A veces, para avanzar, hay que tener el valor de mirar atrás. No con nostalgia vacía, sino con la humildad de reconocer qué funcionó. La reciente propuesta de la Consejería de Educación de integrar 1.º y 2.º de la ESO en los colegios de Primaria no es un paso atrás, sino un paso sensato hacia adelante. Y lo digo con la convicción de quien vivió la Educación General Básica (EGB), un modelo que, con sus limitaciones, supo ofrecer estabilidad, cercanía y esfuerzo como pilares del aprendizaje.
Durante décadas, la transición del alumnado de 6.º de Primaria a 1.º de ESO ha sido uno de los puntos más frágiles del sistema educativo. De repente, chicos y chicas de apenas 11 años pasaban de un entorno cercano y familiar, con un tutor que los conocía en profundidad, a un instituto donde se diluían entre decenas de profesores, nuevas normas, largos pasillos y una estructura mucho más rígida. Muchos no estaban preparados ni emocional ni académicamente para ese salto, y los datos de repetición y desmotivación lo han confirmado año tras año.
Integrar 1.º y 2.º de ESO en los centros de Infantil y Primaria permitiría suavizar esa transición, prolongar un año más el acompañamiento cercano de los equipos docentes y garantizar una atención más personalizada en una etapa crucial del desarrollo.
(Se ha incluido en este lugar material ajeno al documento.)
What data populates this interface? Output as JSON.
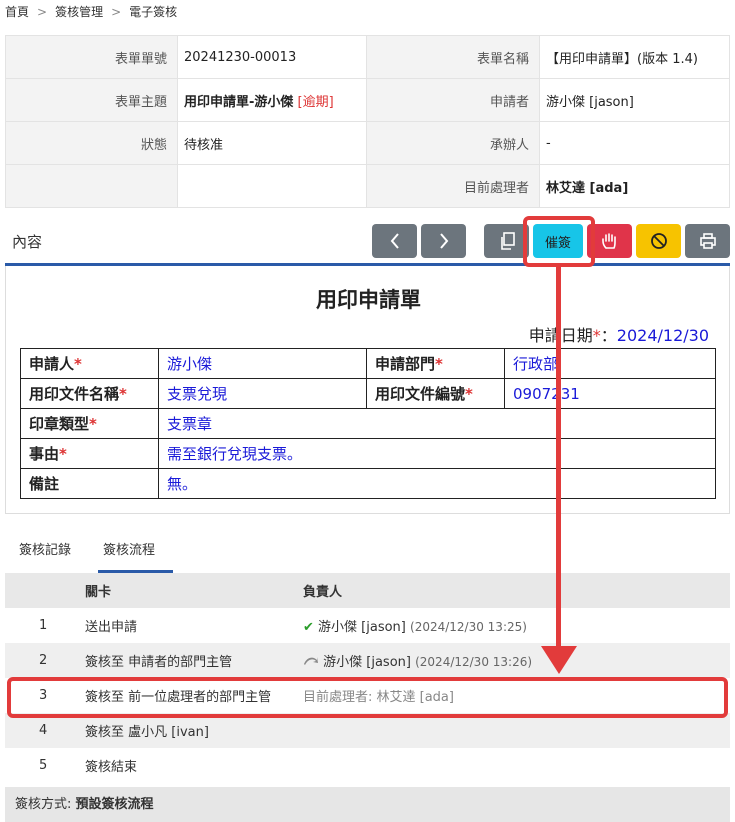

En los colegios conocemos a nuestras familias, trabajamos de forma coordinada con los equipos de orientación y tenemos una visión integral del niño, no solo de su rendimiento académico.
Además, esta medida recupera una coherencia pedagógica que la EGB ya demostraba: mantener una educación básica común hasta los 14 años, donde los aprendizajes se consolidan de forma progresiva y donde la figura del maestro, más versátil y cercano, desempeña un papel esencial. No se trata de eliminar especialización, sino de adaptarla a las necesidades reales del alumnado, que no siempre coinciden con la rigidez de las estructuras administrativas.
También es una oportunidad para repensar los espacios y los tiempos escolares, para crear centros más estables y cohesionados, donde la convivencia no se rompa cada seis años, y donde el sentimiento de pertenencia a una comunidad educativa se mantenga hasta que los alumnos estén preparados para el salto a la Educación Secundaria.
Algunos dirán que esto es una vuelta al pasado. Yo prefiero verlo como un retorno a lo que nunca debimos perder: la educación entendida como acompañamiento humano, como proceso continuo, como un trabajo compartido entre escuela y familia. La EGB no era perfecta, pero formó generaciones con valores sólidos, sentido de la responsabilidad, respeto por el aprendizaje y, sobre todo, la cultura del esfuerzo que nunca se debió perder.
Recuperar parte de ese espíritu, adaptado al siglo XXI, puede ser el impulso que necesita nuestro sistema educativo. En la Región de Murcia tenemos la oportunidad de liderar ese cambio. Ojalá sepamos aprovecharla.